Shadow Catcher
The insistent ring of the satellite phone shattered Zheng’s thoughts. “Let it ring,” he ordered Han, without opening his eyes. “I’m in no mood to take calls.”
“General, the number is from our contact in Kuwait.”
Muttering, Zheng walked over and grabbed the phone from Han’s waiting hand. “I’m secure on this end. Give me good news, Wulóng.”
“Your men are dead, General,” replied the smooth, cold voice.
Zheng pounded the hood of his car. He took the phone away from his ear and stopped himself just short of smashing it against the tree. “I assume,” he said, struggling to control his voice, “that this was not your doing.”
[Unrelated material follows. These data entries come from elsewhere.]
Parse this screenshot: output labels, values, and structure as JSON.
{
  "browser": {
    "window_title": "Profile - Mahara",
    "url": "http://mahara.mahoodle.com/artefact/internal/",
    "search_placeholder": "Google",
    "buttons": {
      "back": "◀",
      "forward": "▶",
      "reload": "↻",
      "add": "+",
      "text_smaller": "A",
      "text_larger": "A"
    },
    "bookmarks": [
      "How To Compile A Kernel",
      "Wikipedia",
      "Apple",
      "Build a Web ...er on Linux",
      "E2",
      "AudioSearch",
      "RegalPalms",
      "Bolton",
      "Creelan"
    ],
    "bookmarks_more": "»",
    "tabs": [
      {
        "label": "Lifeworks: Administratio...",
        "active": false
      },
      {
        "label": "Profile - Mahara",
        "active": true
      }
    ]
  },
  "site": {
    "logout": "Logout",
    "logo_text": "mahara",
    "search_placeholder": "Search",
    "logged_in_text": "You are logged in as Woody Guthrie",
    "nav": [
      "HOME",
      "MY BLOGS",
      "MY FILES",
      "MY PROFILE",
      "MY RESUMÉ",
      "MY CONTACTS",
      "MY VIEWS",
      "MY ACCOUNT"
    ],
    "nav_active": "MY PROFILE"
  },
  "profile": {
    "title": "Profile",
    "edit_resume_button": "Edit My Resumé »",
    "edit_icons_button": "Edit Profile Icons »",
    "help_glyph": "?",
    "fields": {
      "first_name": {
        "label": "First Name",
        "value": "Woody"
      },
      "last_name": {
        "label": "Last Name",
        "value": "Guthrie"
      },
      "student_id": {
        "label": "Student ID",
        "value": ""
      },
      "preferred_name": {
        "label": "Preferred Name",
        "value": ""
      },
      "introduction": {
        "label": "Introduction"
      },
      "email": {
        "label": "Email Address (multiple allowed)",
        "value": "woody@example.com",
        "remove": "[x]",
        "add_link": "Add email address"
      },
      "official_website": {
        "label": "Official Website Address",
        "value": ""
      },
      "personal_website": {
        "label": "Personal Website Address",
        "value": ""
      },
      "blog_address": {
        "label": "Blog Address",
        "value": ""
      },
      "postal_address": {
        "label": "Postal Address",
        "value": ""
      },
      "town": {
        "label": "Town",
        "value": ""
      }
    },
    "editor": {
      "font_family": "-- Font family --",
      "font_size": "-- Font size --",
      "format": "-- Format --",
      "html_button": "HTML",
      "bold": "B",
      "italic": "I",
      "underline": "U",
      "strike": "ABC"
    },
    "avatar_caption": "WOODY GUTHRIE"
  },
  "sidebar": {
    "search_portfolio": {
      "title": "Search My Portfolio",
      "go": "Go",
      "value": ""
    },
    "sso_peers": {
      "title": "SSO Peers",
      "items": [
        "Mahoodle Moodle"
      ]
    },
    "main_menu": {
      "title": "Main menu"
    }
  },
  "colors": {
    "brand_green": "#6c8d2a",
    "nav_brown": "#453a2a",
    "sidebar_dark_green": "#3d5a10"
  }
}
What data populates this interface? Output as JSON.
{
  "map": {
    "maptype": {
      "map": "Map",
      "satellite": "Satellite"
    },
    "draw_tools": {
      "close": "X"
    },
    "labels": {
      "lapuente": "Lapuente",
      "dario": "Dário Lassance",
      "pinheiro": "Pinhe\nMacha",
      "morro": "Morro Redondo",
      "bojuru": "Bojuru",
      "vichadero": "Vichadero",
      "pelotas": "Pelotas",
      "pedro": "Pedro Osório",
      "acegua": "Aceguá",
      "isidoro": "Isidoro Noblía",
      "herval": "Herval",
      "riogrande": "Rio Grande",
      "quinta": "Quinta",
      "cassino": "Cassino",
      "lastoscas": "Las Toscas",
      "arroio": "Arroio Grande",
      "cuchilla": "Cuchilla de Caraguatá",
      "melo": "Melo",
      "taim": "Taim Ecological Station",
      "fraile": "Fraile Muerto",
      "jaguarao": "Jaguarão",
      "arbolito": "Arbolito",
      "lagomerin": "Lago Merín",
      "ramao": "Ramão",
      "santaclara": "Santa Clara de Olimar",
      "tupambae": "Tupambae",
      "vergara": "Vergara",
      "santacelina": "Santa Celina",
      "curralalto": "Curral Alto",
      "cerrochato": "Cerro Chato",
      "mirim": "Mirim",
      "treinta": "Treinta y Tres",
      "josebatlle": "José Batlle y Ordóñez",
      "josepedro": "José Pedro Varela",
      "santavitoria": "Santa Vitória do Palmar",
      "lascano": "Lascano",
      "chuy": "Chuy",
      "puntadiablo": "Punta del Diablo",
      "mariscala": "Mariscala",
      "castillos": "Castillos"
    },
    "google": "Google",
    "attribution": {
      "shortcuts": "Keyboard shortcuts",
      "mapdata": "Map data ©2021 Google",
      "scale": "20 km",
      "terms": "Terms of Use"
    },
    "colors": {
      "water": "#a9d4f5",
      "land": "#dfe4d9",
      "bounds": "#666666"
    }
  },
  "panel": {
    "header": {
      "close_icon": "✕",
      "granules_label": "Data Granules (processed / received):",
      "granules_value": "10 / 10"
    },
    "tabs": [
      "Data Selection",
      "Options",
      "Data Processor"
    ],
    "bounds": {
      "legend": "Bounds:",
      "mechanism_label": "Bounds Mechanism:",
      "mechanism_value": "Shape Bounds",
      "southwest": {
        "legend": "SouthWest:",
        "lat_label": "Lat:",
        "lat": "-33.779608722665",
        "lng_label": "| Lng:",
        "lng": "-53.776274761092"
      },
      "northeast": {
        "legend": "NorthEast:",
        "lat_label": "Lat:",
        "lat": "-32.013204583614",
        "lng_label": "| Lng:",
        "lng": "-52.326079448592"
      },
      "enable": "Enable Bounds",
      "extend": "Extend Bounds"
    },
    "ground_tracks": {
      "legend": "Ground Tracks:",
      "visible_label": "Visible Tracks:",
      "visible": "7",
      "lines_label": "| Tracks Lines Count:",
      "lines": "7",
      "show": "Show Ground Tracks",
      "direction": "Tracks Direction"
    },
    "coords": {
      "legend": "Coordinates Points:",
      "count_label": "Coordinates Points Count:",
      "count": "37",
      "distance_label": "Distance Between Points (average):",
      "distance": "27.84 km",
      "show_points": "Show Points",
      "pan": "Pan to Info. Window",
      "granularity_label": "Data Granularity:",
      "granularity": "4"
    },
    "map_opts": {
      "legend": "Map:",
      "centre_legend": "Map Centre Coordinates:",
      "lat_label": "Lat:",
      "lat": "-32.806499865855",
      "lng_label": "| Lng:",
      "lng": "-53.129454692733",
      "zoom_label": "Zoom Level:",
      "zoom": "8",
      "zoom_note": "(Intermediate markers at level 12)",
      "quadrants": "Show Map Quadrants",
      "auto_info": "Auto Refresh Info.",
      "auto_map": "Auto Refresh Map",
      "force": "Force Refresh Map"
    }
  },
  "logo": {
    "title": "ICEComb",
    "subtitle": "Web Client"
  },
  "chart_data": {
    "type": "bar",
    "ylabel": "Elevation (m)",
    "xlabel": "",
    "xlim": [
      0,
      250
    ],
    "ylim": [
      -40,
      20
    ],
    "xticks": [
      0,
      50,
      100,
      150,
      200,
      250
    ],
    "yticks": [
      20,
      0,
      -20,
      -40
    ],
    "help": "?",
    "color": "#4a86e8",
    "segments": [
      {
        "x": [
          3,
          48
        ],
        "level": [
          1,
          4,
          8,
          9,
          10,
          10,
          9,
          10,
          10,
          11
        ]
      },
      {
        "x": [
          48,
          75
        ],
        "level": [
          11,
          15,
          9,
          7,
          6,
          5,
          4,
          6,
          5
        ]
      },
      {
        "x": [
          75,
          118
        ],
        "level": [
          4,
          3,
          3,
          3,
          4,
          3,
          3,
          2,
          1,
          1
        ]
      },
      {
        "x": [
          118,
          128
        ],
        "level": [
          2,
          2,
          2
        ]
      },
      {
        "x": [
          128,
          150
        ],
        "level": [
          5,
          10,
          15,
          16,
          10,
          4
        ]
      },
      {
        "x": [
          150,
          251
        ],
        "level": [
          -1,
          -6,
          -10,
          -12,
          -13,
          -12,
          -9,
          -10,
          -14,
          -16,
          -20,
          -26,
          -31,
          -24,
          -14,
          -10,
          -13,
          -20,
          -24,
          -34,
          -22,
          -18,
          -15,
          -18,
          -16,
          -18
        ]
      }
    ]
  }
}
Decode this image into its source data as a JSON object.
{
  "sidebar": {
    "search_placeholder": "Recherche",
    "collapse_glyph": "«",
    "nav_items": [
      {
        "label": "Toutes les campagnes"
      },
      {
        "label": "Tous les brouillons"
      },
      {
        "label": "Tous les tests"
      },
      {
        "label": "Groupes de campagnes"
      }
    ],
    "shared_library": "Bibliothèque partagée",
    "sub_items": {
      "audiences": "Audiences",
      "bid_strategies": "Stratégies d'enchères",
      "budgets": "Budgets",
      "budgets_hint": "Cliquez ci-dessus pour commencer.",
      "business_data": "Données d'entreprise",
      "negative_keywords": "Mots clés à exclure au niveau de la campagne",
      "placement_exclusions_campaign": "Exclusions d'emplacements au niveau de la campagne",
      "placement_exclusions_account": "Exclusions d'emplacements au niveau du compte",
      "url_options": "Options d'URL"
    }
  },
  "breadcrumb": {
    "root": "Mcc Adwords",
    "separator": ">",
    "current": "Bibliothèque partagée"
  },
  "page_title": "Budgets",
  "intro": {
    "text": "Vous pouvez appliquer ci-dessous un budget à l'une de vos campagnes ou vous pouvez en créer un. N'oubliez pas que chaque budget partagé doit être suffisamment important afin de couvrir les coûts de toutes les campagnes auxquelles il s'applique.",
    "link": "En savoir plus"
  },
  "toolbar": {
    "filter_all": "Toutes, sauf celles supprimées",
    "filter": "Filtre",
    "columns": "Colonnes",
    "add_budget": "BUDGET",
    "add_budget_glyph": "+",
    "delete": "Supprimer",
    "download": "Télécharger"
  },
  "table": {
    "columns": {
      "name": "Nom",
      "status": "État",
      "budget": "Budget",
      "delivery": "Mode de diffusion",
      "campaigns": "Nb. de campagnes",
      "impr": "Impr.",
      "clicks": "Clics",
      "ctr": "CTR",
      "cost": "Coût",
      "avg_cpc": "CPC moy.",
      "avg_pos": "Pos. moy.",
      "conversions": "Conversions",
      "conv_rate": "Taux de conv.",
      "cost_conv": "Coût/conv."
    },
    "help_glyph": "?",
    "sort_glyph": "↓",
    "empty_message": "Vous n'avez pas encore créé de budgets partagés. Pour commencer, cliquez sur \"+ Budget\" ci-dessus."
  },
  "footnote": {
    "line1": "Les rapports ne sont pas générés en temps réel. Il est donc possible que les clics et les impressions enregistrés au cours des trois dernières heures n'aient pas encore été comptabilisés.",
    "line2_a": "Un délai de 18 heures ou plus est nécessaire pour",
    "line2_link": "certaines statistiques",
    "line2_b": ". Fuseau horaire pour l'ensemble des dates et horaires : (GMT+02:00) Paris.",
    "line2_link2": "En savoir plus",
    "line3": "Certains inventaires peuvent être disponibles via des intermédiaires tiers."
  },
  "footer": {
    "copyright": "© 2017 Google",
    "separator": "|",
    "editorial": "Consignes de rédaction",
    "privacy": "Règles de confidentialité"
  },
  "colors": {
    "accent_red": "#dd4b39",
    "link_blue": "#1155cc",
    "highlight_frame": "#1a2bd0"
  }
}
The question did not faze the caller in the slightest. “No, it was not. I believe that your men failed to account for all of the variables. Either that, or your source has turned.”
Zheng considered the possibility for a moment and then let out a short sigh. “No, I don’t believe that is possible. Hei Ying is reliable, if not perpetually ineffective in this one mission.”
“Perhaps the general will consider trusting such work to me in the future.” For the first time, Zheng detected a change in Wulóng’s tone, the tiniest rise in the tenor of his icy voice, an anticipation of pleasure in the work he suggested.
“Yes, Wulóng, I will,” Zheng replied. “In fact, I have something for you here. I am going to Beijing. I will need you to meet me there at your earliest convenience, at the usual place.”
“Of course, General.”
PART TWO
DRAGONS
CHAPTER 15
Ethan Quinn hefted the camouflage backpack on his shoulder and looked forlornly at the Human Resources Training Center. He had just arrived and he already hated this place.
Randolph Air Force Base would become his home for the next four years. After HR training, he would disappear into the massive black hole that was the Air Force Personnel Center. Then he would get out of the military at his allotted time with zero career prospects. He chuckled. Petrovsky probably intended this irony. Thanks to the captain’s beautifully crafted Article 15, the only Air Force job that Quinn could get was to find jobs for other airmen.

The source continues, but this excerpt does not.